A sociedade brasileira aspira, há tempos, por julgamentos “conforme o Ministro Luiz Fux”, já que, em regra, as metas do Conselho Nacional de Justiça são resolvidas pelos Tribunais por meio de violações dos direitos de defesa, as estruturas (físicas e humanas) do Poder Judiciário são insuficientes para atender advogados e partes, o acesso à justiça não é democrático e os erros do Poder Judiciário são tratados com corporativismo, ignorando a dor da injustiça provocada pelo órgão que deveria prolatar justiça.
O voto do Ministro Luiz Fux na Ação Penal 2668, quando apartado das contradições, representa um balsamo à concretização da justiça – o Ministro votou pela competência do STF para condenar os golpistas de 8/janeiro/2023 e na ação penal n.º 2668 afirmou que o STF é incompetente para julgar os réus; o Ministro reconheceu, para além das teses de defesa, que não houve tentativa de golpe, entretanto, condenou o Tenente Mauro Cid por tentativa de abolição do Estado Democrático de Direito.
Deve-se comemorar a dedicação dispensada pelo Ministro aos fatos do processo. Igualmente, pela análise atenciosa da denúncia da Procuradoria Geral da República, das peças de defesa e dos termos do voto do Ministro Relator da ação penal n.º 2668.
A questão, entretanto, é saber se o voto do Ministro Luiz Fux é uma regra que o Poder Judiciário pretende adotar, reverberando-a entre os demais membros do Poder Judiciário ou se a hipótese nada mais é do que um casuísmo relacionado com velha forma de fazer justiça no Brasil – amicis legem inimicis (aos amigos os favores aos inimigos a lei).

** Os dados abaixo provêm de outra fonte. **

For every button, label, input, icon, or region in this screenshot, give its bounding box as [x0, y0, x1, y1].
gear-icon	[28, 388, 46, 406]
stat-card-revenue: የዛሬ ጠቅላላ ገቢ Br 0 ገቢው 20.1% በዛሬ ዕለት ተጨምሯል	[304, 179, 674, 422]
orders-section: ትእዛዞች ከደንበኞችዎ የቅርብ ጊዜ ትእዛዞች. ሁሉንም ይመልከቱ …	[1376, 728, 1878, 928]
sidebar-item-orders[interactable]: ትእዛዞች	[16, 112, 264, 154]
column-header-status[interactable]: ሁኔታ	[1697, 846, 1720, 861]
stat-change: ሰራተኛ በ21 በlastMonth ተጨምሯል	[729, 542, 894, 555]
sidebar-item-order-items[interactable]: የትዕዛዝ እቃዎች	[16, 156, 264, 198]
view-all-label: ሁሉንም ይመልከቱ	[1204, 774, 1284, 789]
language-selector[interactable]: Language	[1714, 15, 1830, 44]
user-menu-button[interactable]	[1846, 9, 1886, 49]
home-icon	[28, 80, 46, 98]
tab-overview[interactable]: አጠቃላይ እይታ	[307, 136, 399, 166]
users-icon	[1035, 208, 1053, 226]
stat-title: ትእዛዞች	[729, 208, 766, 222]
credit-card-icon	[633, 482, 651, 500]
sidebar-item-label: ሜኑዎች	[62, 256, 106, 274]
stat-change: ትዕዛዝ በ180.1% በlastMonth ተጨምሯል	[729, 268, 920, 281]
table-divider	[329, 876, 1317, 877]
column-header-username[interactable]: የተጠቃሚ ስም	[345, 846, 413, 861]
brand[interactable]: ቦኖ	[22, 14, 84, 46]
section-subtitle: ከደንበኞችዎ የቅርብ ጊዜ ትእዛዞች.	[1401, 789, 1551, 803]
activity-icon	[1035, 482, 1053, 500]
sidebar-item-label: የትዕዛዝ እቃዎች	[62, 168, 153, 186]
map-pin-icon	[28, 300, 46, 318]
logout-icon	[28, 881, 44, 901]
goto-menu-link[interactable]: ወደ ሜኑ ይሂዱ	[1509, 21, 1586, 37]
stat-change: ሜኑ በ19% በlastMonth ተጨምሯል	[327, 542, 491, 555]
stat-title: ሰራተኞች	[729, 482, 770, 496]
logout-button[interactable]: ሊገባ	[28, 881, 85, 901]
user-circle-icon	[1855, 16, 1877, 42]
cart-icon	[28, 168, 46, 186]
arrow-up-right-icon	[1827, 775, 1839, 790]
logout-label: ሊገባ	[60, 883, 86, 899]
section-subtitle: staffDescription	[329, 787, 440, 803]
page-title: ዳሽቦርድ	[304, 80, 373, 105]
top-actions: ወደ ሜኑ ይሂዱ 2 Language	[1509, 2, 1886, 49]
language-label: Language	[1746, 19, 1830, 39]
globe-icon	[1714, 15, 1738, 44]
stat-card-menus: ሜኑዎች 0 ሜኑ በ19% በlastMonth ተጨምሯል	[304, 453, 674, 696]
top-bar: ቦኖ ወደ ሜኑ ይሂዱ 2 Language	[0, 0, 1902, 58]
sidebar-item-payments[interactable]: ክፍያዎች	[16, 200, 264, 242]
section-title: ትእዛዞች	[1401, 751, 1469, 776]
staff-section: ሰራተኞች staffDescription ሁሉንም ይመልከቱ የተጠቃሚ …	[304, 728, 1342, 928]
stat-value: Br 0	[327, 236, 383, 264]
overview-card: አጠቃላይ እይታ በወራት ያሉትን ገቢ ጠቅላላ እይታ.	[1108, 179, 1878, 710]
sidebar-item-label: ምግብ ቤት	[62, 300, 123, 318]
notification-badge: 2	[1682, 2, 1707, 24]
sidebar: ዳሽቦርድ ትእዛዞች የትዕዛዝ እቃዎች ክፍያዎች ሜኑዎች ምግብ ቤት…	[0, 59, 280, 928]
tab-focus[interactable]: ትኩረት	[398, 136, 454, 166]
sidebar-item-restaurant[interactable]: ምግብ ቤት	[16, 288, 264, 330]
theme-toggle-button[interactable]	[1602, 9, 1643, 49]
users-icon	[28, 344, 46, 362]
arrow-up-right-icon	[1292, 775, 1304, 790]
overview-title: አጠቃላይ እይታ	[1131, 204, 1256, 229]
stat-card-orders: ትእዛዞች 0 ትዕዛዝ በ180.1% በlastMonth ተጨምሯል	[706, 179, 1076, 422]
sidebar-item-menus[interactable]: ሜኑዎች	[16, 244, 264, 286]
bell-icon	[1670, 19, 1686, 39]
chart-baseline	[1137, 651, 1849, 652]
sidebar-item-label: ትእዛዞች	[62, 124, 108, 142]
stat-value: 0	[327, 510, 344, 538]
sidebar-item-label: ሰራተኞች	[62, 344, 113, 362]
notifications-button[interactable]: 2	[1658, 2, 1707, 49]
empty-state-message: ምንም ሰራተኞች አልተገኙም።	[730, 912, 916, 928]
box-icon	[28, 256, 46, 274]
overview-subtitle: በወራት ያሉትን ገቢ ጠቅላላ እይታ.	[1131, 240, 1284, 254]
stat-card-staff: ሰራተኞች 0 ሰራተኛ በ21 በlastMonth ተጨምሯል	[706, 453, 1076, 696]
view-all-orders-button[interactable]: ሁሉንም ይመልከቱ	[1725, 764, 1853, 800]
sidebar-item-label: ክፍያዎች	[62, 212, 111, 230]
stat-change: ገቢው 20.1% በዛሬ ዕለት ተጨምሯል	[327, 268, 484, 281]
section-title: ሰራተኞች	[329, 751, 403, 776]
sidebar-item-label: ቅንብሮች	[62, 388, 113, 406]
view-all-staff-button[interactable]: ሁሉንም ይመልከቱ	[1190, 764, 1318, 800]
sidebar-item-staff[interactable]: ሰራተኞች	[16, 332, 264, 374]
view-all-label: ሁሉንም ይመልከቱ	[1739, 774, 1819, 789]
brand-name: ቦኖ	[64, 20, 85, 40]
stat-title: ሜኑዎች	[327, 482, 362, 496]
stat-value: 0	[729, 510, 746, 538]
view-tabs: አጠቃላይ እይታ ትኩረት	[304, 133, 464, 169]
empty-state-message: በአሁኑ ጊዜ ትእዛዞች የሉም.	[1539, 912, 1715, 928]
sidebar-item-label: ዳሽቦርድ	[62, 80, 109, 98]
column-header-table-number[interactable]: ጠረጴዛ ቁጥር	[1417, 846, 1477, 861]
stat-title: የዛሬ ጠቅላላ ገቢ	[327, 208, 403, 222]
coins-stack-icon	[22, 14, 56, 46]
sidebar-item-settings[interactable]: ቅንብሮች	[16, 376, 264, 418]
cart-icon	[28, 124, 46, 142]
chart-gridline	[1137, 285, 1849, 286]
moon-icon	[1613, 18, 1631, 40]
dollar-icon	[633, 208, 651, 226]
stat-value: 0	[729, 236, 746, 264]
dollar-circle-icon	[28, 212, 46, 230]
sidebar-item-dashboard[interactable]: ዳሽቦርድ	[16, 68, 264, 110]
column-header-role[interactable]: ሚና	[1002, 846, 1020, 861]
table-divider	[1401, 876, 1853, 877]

A resposta à questão não é fácil, especialmente quando olhamos o problema a partir de fatos e acontecimentos históricos. O voto do Ministro Luiz Fux não surpreendeu pela absolvição ou pela condenação, não mesmo, pois, decidir por absolver ou por condenar é uma atribuição imanente à toga.
O fascínio está na mudança de postura e na forma de enxergar o processo penal, uma vez que a biografia punitivista do Ministro é indelével e o voto proferido no dia 10/setembro/2025 não guarda coerência com outras decisões proferidas anteriormente, caracterizando-se por haver decidido de forma inusitada e diferente.
Mas, cuidado, não se defende aqui a imutabilidade das decisões ou mesmo que um magistrado não possa mudar a forma de interpretar e aplicar a legislação; entretanto, destaca-se o momento da mudança e os atores (réus) envolvidos.
Em relação ao momento, o Brasil está dividido politicamente, as ruas tensionadas, os Estados Unidos aplicando sanções contra o Brasil e em desfavor de Ministros do STF para favorecer a família Bolsonaro e o governador do Estado mais importante economicamente para o Brasil atacando o STF e seus Ministros.
Não fosse o momento, a alteração ocorre especificamente no processo penal por tentativa de golpe e abolição do Estado democrático de direito alcançando um ex-presidente e de Comandantes das Forças Armadas do Brasil.
De toda sorte, seja qual for o caminho à resposta (mudança real ou casuísmo), devemos “cruzar os dedos” desejando que todos os brasileiros possam receber uma tutela jurisdicional célere e com uma sentença igual à do Ministro Luiz Fux – uma sentença justa, forjada numa correta interpretação e aplicação da lei no caso concreto; uma sentença que garanta um julgamento que respeite os princípios constitucionais e a imparcialidade processual; uma sentença clara, fundamentada e em conformidade com a legalidade estrita e, sobretudo, uma sentença proveniente de um julgamento equilibrado, transparente e respeitoso.